Here is my full example code that I created to test and demo this technique:

#! /usr/bin/python

import subprocess
import os
import re

def do_rsync(rh, ru, rd, rf, ld):

 # The full file path is the directory plus file.
 remote = os.path.join(rd, rf)

 # escape all characters in the full file path.
 remote = re.escape(remote)

 # here we format the remote location as 'username@hostname:'location'
 remote = "%s@%s:'%s'" % (ru, rh, remote)

 # here we define the desired full path of the new file.
 local = os.path.join(ld, rf)

 # This statement will provide the containing directory of the file
 # this is useful in case the file passed as rf contains a directory
 localdir = os.path.split(local)[0]

 # os.path.split always returns a directory without the trailing /
 # We add it back here
 localdir = "%s/" % localdir

 # escape all characters in the local filename/directory
 local = re.escape(local)
 localdir = re.escape(localdir)

 # before issuing the rsync command, I've been running a mkdir command
 # Without this, if the directory did not exist, rsync would fail.
 # If the directory exists, then the mkdir command does nothing.
 # If you are copying the file to the remote directoy, the mkdir command can be passed by ssh
 mkdir_cmd = '/bin/mkdir -p %s' % localdir

 # create the rsync command
 rsync_cmd = '/usr/bin/rsync -va %s %s' % (remote, local)

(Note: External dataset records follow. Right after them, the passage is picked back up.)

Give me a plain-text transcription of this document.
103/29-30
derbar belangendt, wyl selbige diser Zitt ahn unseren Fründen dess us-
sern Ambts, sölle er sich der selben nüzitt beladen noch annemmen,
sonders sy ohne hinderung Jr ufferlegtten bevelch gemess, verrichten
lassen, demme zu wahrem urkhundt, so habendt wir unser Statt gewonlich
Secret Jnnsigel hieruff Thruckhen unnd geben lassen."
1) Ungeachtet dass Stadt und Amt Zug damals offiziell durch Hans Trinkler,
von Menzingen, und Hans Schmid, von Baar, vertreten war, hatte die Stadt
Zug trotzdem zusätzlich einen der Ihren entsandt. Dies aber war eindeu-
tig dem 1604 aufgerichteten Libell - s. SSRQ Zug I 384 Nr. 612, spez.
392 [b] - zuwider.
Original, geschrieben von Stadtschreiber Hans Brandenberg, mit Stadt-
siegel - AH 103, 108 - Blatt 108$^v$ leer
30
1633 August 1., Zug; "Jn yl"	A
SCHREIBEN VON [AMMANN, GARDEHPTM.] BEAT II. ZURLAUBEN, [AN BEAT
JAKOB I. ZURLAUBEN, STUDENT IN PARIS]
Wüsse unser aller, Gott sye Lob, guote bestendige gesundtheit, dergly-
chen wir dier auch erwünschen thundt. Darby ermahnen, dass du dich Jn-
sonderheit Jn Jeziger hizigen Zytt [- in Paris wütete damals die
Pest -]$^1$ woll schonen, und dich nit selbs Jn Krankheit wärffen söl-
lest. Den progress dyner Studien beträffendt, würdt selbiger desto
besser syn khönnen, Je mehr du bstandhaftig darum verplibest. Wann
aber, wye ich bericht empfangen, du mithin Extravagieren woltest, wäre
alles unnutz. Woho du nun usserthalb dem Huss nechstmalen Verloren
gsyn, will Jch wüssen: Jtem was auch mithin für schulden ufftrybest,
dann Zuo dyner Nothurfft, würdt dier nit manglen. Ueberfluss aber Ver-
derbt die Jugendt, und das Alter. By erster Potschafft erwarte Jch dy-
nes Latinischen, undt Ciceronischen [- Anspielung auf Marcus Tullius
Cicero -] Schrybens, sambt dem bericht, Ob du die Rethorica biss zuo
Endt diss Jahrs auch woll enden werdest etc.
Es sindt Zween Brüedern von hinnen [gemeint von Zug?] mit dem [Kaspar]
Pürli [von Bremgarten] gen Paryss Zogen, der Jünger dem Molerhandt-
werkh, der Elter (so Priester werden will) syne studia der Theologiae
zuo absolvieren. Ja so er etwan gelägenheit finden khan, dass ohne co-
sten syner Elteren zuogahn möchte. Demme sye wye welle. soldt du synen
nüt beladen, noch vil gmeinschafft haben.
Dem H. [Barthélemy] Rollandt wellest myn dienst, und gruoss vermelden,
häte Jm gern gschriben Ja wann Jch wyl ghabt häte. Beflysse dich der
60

 # Now we run the commands.
 # shell=True is used as the excaped characters would cause failures.
 p1 = subprocess.Popen(mkdir_cmd, shell=True).wait()
 p2 = subprocess.Popen(rsync_cmd, shell=True).wait()
 print ""
 return 0

rh = "host.domain.com"
ru = "myusername"
rd = "/tmp"
rf = "test.txt"
ld = "/tmp"

print "Here we do a simple test with test.dat"
do_rsync(rh, ru, rd, rf, ld)

rf = "this is a filename - with (stuff) in it.dat"

print "Here is a filename with a bit more character."
do_rsync(rh, ru, rd, rf, ld)

exit()

A function like this could be put into place very easily, but a few changes would be necessary in order to make this production ready.  The rsync cleanup can be minimized by changing the -v to a -q, but in doing this, you will want to check the exit status using subprocess to determine if the transfer was successful.  In my case, I chose to use the process and queue functions from the multiprocessing module to manage multiple streams.